F様プラスミドからのFINPアンチセンスRNAの分解：RNA結合タンパク質、FINOは、FINPをリボヌクレアーゼEから保護します

F様プラスミドの伝達は、トランスファーオペロンの陽性調節因子であるTrajの発現を制御するFinopシステムによって制御されます。F FINPは79の塩基性アンチセンスRNAで、2つのステムループで構成され、TRAJ mRNAの5 '翻訳されていないリーダーを相補的です。TRAJリーダーへのFINPの結合は、Trajリボソーム結合部位を隔離し、その翻訳と抑制プラスミド移動を防ぎます。FINOタンパク質は、FINPおよびTRAJ mRNAのステムループIIに結合し、in vitroで二重形成を促進します。FinoはFINPを安定化し、in vivoでの有効濃度を増加させます。FINOがFINPを崩壊からどのように保護するかを判断するために、FINPの分解は一連のリボヌクレアーゼ欠損株で調べられました。ノーザンブロット分析を使用して、フルレングスFINPは、RNase E欠損株で7倍安定化されることがわかりました。RNase E切断の主要な部位は、合成FINPに、ステムループIとIIの間の一本鎖領域にマッピングされました。5 '末端（約10塩基）の近くのセカンダリサイトも観察されました。GST-FINO融合タンパク質は、in vitroで両方の部位でRNase E切断からFINPを保護しました。FINPとTRAJ mRNAの間の2つの二重鎖が、RNase III欠損株で検出されました。より大きな二重は、その3 '端でのFINP転写産物の拡張に起因し、FINPステムループIIに対応するターミネーターでの読み取りスルーを示唆しています。Finoの存在下でTrajを抑制できないFINP（FINP305; C30U）の点変異体も特徴付けられました。FINP305 RNAのRNase E消化のパターンはFINPとは異なり、GST-FINOはin vitroでの切断からFINP305 RNAを保護しませんでした。FINP305 RNAの半減期はin vivoで10倍以上減少したため、Finoの存在下でFINP305 RNAの定常状態レベルが不十分であるため、翻訳に利用できるTRAJ mRNAのレベルを大幅に低下させ、移動レベルのレベルが解除されたレベルの移動レベルを可能にします。。

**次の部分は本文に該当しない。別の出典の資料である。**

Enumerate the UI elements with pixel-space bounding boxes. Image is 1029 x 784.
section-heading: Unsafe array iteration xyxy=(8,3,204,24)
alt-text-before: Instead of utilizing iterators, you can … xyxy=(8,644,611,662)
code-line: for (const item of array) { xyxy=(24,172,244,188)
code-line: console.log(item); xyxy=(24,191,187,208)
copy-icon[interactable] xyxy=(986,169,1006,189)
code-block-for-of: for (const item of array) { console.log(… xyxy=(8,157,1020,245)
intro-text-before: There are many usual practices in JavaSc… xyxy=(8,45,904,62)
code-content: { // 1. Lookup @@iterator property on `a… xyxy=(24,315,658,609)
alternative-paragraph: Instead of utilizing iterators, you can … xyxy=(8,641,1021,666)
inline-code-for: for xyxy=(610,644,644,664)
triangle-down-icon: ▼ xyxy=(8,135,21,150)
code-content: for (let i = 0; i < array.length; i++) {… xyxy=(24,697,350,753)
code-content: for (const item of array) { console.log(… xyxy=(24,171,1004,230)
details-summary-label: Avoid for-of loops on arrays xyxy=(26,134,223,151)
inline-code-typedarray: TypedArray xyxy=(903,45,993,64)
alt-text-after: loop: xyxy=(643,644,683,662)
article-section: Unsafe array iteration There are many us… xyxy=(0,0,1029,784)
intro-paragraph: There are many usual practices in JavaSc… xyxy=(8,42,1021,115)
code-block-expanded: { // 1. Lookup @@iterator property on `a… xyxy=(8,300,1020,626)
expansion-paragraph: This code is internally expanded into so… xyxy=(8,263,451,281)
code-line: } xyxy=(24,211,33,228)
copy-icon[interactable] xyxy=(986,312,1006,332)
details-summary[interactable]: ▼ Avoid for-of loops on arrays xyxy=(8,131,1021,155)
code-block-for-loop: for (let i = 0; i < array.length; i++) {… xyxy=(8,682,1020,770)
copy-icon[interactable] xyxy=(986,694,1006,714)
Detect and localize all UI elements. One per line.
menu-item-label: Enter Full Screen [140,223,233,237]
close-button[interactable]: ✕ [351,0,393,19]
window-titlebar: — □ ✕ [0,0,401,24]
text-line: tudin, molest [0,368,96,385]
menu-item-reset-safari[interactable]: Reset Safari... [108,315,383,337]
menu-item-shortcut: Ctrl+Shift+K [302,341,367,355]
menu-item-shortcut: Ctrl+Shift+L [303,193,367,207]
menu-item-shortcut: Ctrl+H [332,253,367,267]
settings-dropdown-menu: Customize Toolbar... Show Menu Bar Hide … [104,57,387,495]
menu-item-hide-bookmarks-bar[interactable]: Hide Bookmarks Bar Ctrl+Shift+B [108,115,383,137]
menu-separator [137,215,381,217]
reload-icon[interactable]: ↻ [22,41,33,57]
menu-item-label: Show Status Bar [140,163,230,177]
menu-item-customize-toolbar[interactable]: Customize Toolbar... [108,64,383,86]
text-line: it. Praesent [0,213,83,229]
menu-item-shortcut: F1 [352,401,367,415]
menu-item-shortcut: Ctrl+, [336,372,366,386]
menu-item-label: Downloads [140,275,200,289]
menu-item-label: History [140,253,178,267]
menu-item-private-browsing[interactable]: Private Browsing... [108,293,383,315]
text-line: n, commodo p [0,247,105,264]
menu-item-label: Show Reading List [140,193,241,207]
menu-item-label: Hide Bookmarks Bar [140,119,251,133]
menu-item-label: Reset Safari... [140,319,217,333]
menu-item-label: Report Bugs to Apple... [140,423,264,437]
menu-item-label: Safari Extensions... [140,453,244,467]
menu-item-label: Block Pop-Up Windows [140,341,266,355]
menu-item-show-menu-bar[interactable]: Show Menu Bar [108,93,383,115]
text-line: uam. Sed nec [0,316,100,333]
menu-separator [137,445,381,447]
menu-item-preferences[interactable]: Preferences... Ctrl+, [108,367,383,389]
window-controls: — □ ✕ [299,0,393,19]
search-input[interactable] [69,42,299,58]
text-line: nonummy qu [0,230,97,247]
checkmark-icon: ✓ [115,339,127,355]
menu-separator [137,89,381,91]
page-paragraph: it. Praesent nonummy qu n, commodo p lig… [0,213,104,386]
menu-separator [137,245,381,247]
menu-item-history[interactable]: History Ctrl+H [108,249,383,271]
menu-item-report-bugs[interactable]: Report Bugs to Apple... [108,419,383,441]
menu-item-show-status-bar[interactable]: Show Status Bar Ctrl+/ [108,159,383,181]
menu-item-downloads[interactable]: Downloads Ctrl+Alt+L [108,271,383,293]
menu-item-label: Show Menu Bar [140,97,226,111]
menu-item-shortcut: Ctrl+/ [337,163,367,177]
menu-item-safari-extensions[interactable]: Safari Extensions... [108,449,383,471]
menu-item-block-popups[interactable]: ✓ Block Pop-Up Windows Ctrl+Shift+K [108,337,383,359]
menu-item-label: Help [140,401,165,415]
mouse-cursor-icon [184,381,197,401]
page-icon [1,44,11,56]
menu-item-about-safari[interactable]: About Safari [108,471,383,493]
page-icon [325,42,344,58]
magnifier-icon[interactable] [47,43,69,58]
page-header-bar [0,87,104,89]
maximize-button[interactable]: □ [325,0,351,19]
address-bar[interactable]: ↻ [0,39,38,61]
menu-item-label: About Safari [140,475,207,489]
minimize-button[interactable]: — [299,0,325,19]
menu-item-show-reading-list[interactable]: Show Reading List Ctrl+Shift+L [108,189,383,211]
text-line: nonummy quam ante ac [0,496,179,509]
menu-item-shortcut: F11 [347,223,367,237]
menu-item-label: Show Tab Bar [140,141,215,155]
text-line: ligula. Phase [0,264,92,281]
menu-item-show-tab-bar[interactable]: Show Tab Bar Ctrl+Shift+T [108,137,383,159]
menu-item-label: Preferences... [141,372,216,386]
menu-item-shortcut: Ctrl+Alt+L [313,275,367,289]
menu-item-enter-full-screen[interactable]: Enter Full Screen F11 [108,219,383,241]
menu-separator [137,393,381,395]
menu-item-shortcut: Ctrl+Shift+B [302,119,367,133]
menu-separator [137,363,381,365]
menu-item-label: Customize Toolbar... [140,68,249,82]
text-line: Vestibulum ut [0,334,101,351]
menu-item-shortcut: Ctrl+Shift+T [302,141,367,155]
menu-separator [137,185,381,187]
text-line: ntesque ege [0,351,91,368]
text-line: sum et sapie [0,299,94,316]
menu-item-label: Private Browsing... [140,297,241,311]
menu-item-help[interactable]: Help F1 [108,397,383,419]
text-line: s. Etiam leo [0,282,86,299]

Transfer of F-like plasmids is regulated by the FinOP system, which controls the expression of traJ, a positive regulator of the transfer operon. F FinP is a 79 base antisense RNA, composed of two stem-loops, complementary to the 5' untranslated leader of traJ mRNA. Binding of FinP to the traJ leader sequesters the traJ ribosome binding site, preventing its translation and repressing plasmid transfer. The FinO protein binds stem-loop II of FinP and traJ mRNA and promotes duplex formation in vitro. FinO stabilizes FinP, increasing its effective concentration in vivo. To determine how FinO protects FinP from decay, the degradation of FinP was examined in a series of ribonuclease-deficient strains. Using Northern blot analysis, full-length FinP was found to be stabilized sevenfold in an RNase E-deficient strain. The major site of RNase E cleavage was mapped on synthetic FinP, to the single-stranded region between stem-loops I and II. A secondary site near the 5' end ( approximately 10 bases) was also observed. A GST-FinO fusion protein protected FinP from RNase E cleavage at both sites in vitro. Two duplexes between FinP and traJ mRNA were detected in an RNase III-deficient strain. The larger duplex resulted from extension of the FinP transcript at its 3' end, suggesting readthrough at the terminator that corresponds to FinP stem-loop II. A point mutant of finP (finP305; C30U) that is unable to repress traJ in the presence of FinO was also characterized. The pattern of RNase E digestion of finP305 RNA differed from FinP, and GST-FinO did not protect finP305 RNA from cleavage in vitro. The half-life of finP305 RNA decreased more than tenfold in vivo, such that the steady-state levels of finP305 RNA, in the presence of FinO, were insufficient to significantly reduce the level of traJ mRNA available for translation, allowing derepressed levels of transfer.